The Internet of Things (IoT Security) has grown exponentially in recent years, has gone from being a stranger to being present in our day-to-day.
Smart devices such as appliances, televisions, thermostats, assistants, and a host of accessories not only make our lives easier. But that continuously captures information, information that is not always adequately secured.
What is a privacy problem in the domestic environment translates into a severe security problem in the industrial environment since these types of devices control production processes or can give access to private areas of the corporate network if they not accurately managed.
Table of Contents
IoT Security -Are these problems severe?
According to a Symantec study, attacks on IoT Security devices have increased six-fold in recent years. Its novelty, the lack of security that often surrounds such devices and, above all, the massive number of tools and the speed at which they grow, it is estimated that there are more than 20,000 million devices installed, make this type of device a juicy goal.
Also Read: IoT Risks
What can an attacker get with these devices?
The key is its immense number, a botnet of IoT devices can form by hundreds of thousands or even millions of tools that can use in denial of service attacks that seek to interrupt a service based on making a considerable number of requests in a coordinated way. To request an excellent calculation capacity is not necessary, and therefore almost any device can.
A clear example of a denial of service attack with IoT Security was caused by the so-called “Mirai” that infected hundreds of thousands of computers that were used to perform some of the strongest denials of service attacks in history, OVH reported traffic from 1 Tb / s from this botnet in various attacks.
In addition to security problems, these devices have privacy problems, since they take data that, in many cases, can be personal and send them to the cloud — this shipment made in many cases without adequate security. Securing personal data can be interrupted by a third party. In other cases, they can also be blocked by the internet provider, the device provider or even by government agencies.
Related Post: IoT Security Market
How can we protect Ourselves?
Most devices are small miniature computers, and as with any network, the first security measure is to configure the equipment correctly.

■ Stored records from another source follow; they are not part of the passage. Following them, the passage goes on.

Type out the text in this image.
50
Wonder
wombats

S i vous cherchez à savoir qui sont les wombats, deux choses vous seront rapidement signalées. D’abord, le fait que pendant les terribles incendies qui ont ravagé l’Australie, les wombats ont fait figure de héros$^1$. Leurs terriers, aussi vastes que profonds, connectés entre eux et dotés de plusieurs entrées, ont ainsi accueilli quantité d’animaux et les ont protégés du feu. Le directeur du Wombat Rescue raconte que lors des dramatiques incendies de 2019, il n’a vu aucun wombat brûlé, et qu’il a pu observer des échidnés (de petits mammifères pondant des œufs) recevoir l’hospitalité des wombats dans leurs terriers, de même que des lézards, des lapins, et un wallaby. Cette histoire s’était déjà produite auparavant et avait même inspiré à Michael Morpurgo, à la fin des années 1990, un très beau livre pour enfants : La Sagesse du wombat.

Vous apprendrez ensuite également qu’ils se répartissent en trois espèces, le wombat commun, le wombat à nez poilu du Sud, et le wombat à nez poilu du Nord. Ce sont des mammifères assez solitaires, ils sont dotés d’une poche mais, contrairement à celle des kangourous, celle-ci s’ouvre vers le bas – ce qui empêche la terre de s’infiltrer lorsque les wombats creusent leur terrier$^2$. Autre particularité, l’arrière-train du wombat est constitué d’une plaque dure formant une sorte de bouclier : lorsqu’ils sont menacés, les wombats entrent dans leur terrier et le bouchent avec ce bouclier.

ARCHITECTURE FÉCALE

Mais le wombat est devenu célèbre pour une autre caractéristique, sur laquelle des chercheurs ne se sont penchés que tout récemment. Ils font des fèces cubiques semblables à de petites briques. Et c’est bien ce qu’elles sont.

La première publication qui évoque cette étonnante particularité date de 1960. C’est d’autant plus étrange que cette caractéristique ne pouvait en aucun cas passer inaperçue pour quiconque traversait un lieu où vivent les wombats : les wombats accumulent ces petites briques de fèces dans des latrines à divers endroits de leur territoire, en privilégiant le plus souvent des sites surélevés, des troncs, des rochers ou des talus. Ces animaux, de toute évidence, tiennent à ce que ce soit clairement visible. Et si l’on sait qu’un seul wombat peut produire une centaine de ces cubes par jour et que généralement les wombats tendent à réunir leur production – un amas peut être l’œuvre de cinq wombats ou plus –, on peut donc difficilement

The default configuration is one of the most common sources of vulnerability. And it is necessary to adapt the configuration and use strong passwords to avoid leaving too many doors open.
It is necessary to keep the devices updated. It must take into account that any vulnerability detected that not effectively remedied is an open door and that if the device ceases to be supported by the manufacturer. We must replace it and that if we cannot replace it, we will have to find other ways to secure it.
We now enter the main security problem of these types of devices. The number of connections they make to the internet, which often occurs with inadequate security.
These devices are designed with priorities other than security. Usually, in their design process, things like unit cost or battery life take precedence over communications security. Therefore it is essential to review the specifications of the device when selecting it. You have to look for devices that use secure encryption in all your communications. Otherwise, it will be susceptible to being intercepted or monitored. If it is not possible to use a device with secure encryption or we are interested in ensuring an existing deployment, we can always use a VPN to secure communications.
A VPN service will help us encrypt communications between the device and the cloud with strong encryptions. Although we may not be able to find or not compensate for installing a VPN client on each device, it is possible to use the VPN on a router or hub.
Installing the VPN client on a router will ensure that all traffic secured, we can do the same, for example, with a Raspberry Pi device as a sensor hub (e.g., Arduino).
In the case of having many devices connected to the internet, without doing so through a router or a hub, Smart DNS services can be used to circulate traffic through the VPN server, it is not such a secure solution, but it provides an additional level of security.
The Internet of Things is a reality that brings new security problems. A large number of devices that deploy and the little concern in their security make them favorite targets for attacks. Following small safety standards, we will reduce the danger.